Ma la nota dominante fu quella della traduzione sul piano concreto dell’invito contenuto nella Nostra Aetate. Giovanni Paolo II dichiarò che «chi incontra Gesù, incontra l’ebraismo». Fu, ancor più che un asserto teologico, un proclama pratico, un invito a incontrare non soltanto un ebraismo astratto e cristallizzato nel passato, ma l’ebraismo vivente e, in definitiva, a incontrare gli ebrei. Ma neanche questo poteva bastare. Non poteva bastare la professione di fratellanza e il fatto emotivo, perché le radici più profonde, ostinate e difficili da sradicare sono sul terreno teologico. Chi ha compreso che questo era il passo decisivo da compiere è stato il Cardinale Ratzinger, prima sotto il papato di Giovanni Paolo II, e poi come quel papa Benedetto XVI che si è dimesso con un gesto che ha lasciato il mondo attonito. Sono in tanti, quasi tutti, a riconoscere l’importanza dell’opera da lui fatta, ma nel passato non sono stati altrettanti ad averla compresa e apprezzata; soprattutto ad aver valutato lo straordinario sforzo concettuale e teologico compiuto con il documento del 2001 su “Il popolo ebraico e le sue Sacre Scritture nella Bibbia cristiana”. È un testo che sviscera tutti i passi evangelici in cui trova alimento l’antigiudaismo, al fine di eliminare le potenzialità negative che essi possono contenere.

A questo testo occorre aggiungere varie parti dei libri di Benedetto XVI su Gesù di Nazareth, che hanno sottratto ogni spazio al tragico mito del deicidio. C’è chi ha minimizzato l’importanza di quest’opera – che invece, a mio avviso, costituisce la conquista più solida di tutte – a causa della visione complessiva ratzingeriana tesa a una forte difesa della dottrina e della tradizione. È curioso che questa accusa sia venuta talora da chi propone una difesa del tutto analoga in ambito ebraico. È un atteggiamento incoerente: perché mai si dovrebbe chiedere un atteggiamento riformatore alla Chiesa quando si considera un indirizzo del genere una sciagura per sé stessi? Chi scrive considera
negativo – per dirla con le parole di Alberto Cavaglion – che siano sempre i “modernisti” ad avere la peggio. Ma non si può predicare il “modernismo” a tutti salvo che a sé stessi. L’importanza dell’opera teologica di Benedetto XVI è provata dal fatto che essa ha reso possibile il dialogo sul tema più difficile. Basti pensare al noto libro del rabbino Jacob Neusner, Un rabbino parla con Gesù; o all’affermazione del rabbino Gilles Benheim – che ricordavo nell’ultima rubrica di Shalom -secondo cui l’antigiudaismo sarà superato definitivamente quando i cristiani riusciranno a percepire il significato positivo del “no” ebraico alla divinità di Gesù. Cosa resta da fare? Il lavoro lungo e complesso di trasportare questi risultati nelle coscienze dei singoli e radicarli in profondità.

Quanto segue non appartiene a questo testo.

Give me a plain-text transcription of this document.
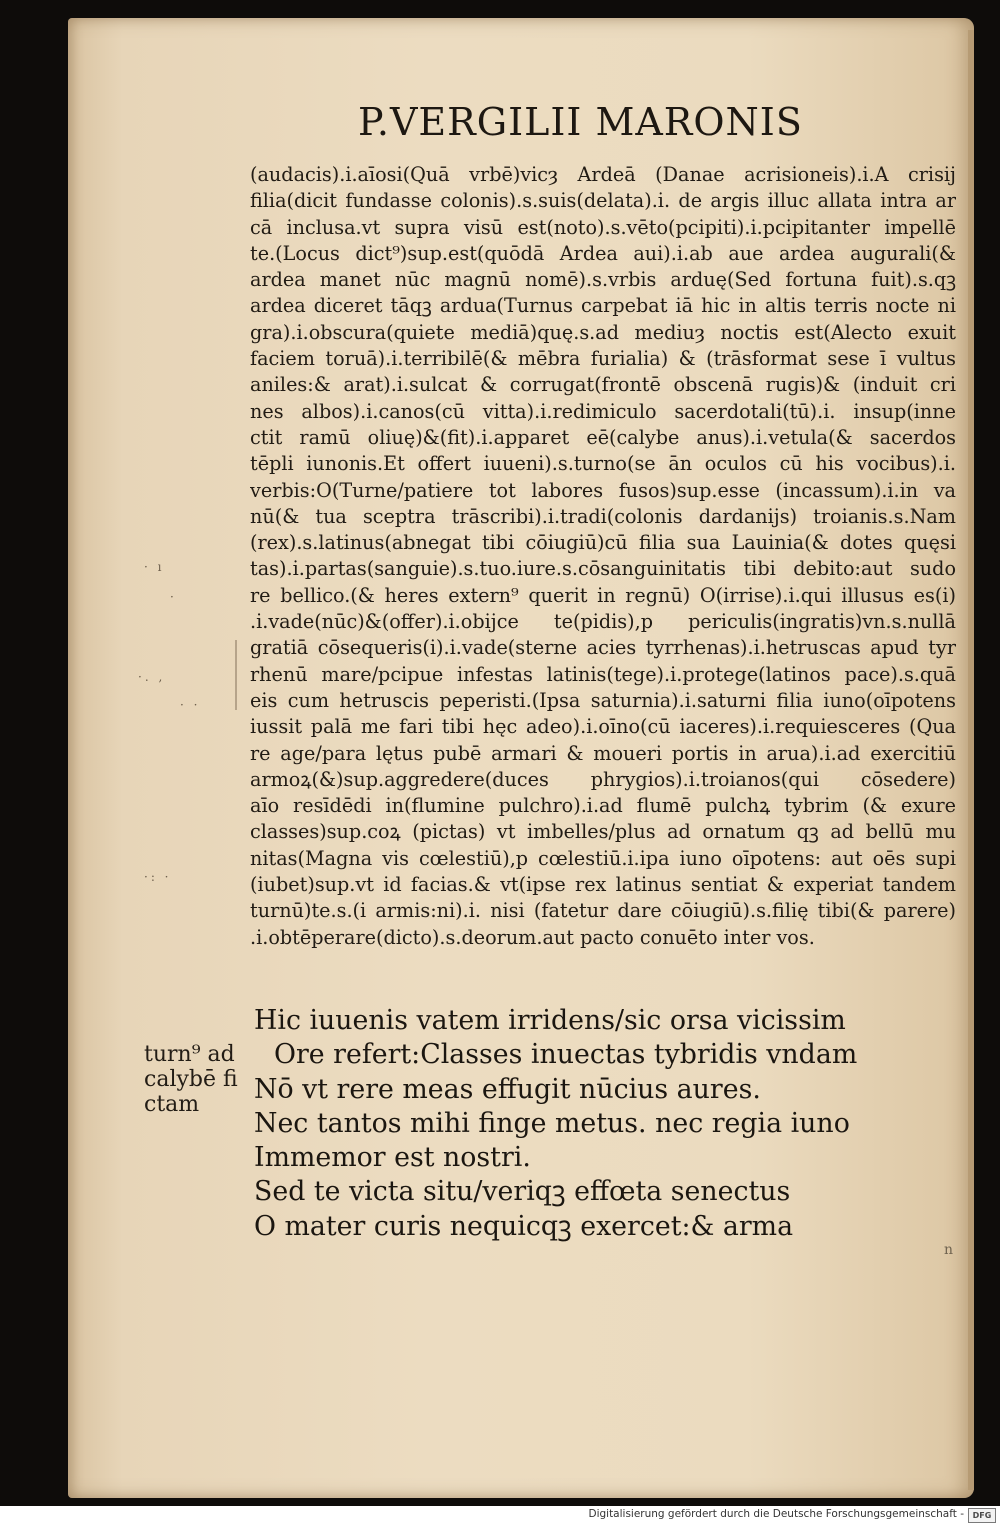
P.VERGILII MARONIS
(audacis).i.aīosi(Quā vrbē)vicȝ Ardeā (Danae acrisioneis).i.A crisij
filia(dicit fundasse colonis).s.suis(delata).i. de argis illuc allata intra ar
cā inclusa.vt supra visū est(noto).s.vēto(pcipiti).i.pcipitanter impellē
te.(Locus dict⁹)sup.est(quōdā Ardea aui).i.ab aue ardea augurali(&
ardea manet nūc magnū nomē).s.vrbis arduę(Sed fortuna fuit).s.qꝫ
ardea diceret tāqꝫ ardua(Turnus carpebat iā hic in altis terris nocte ni
gra).i.obscura(quiete mediā)quę.s.ad mediuȝ noctis est(Alecto exuit
faciem toruā).i.terribilē(& mēbra furialia) & (trāsformat sese ī vultus
aniles:& arat).i.sulcat & corrugat(frontē obscenā rugis)& (induit cri
nes albos).i.canos(cū vitta).i.redimiculo sacerdotali(tū).i. insup(inne
ctit ramū oliuę)&(fit).i.apparet eē(calybe anus).i.vetula(& sacerdos
tēpli iunonis.Et offert iuueni).s.turno(se ān oculos cū his vocibus).i.
verbis:O(Turne/patiere tot labores fusos)sup.esse (incassum).i.in va
nū(& tua sceptra trāscribi).i.tradi(colonis dardanijs) troianis.s.Nam
(rex).s.latinus(abnegat tibi cōiugiū)cū filia sua Lauinia(& dotes quęsi
tas).i.partas(sanguie).s.tuo.iure.s.cōsanguinitatis tibi debito:aut sudo
re bellico.(& heres extern⁹ querit in regnū) O(irrise).i.qui illusus es(i)
.i.vade(nūc)&(offer).i.obijce te(pidis),p periculis(ingratis)vn.s.nullā
gratiā cōsequeris(i).i.vade(sterne acies tyrrhenas).i.hetruscas apud tyr
rhenū mare/pcipue infestas latinis(tege).i.protege(latinos pace).s.quā
eis cum hetruscis peperisti.(Ipsa saturnia).i.saturni filia iuno(oīpotens
iussit palā me fari tibi hęc adeo).i.oīno(cū iaceres).i.requiesceres (Qua
re age/para lętus pubē armari & moueri portis in arua).i.ad exercitiū
armoꝝ(&)sup.aggredere(duces phrygios).i.troianos(qui cōsedere)
aīo resīdēdi in(flumine pulchro).i.ad flumē pulchꝝ tybrim (& exure
classes)sup.coꝝ (pictas) vt imbelles/plus ad ornatum qꝫ ad bellū mu
nitas(Magna vis cœlestiū),p cœlestiū.i.ipa iuno oīpotens: aut oēs supi
(iubet)sup.vt id facias.& vt(ipse rex latinus sentiat & experiat tandem
turnū)te.s.(i armis:ni).i. nisi (fatetur dare cōiugiū).s.filię tibi(& parere)
.i.obtēperare(dicto).s.deorum.aut pacto conuēto inter vos.
· ı
·
·. ,
· ·
·: ·
turn⁹ ad
calybē fi
ctam
Hic iuuenis vatem irridens/sic orsa vicissim
Ore refert:Classes inuectas tybridis vndam
Nō vt rere meas effugit nūcius aures.
Nec tantos mihi finge metus. nec regia iuno
Immemor est nostri.
Sed te victa situ/veriqꝫ effœta senectus
O mater curis nequicqꝫ exercet:& arma
n
Digitalisierung gefördert durch die Deutsche Forschungsgemeinschaft -	DFG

È un lavoro tanto più complesso in un periodo di grande difficoltà e di sfide epocali per il mondo cattolico, e cristiano in generale, di cui le dimissioni del Papa sono la testimonianza. Sta alla saggezza di tutti mettersi gli occhiali di quel che unisce, persino quando si guarda a quel che divide, anziché darsi all’opera di distruzione, la più facile di tutte.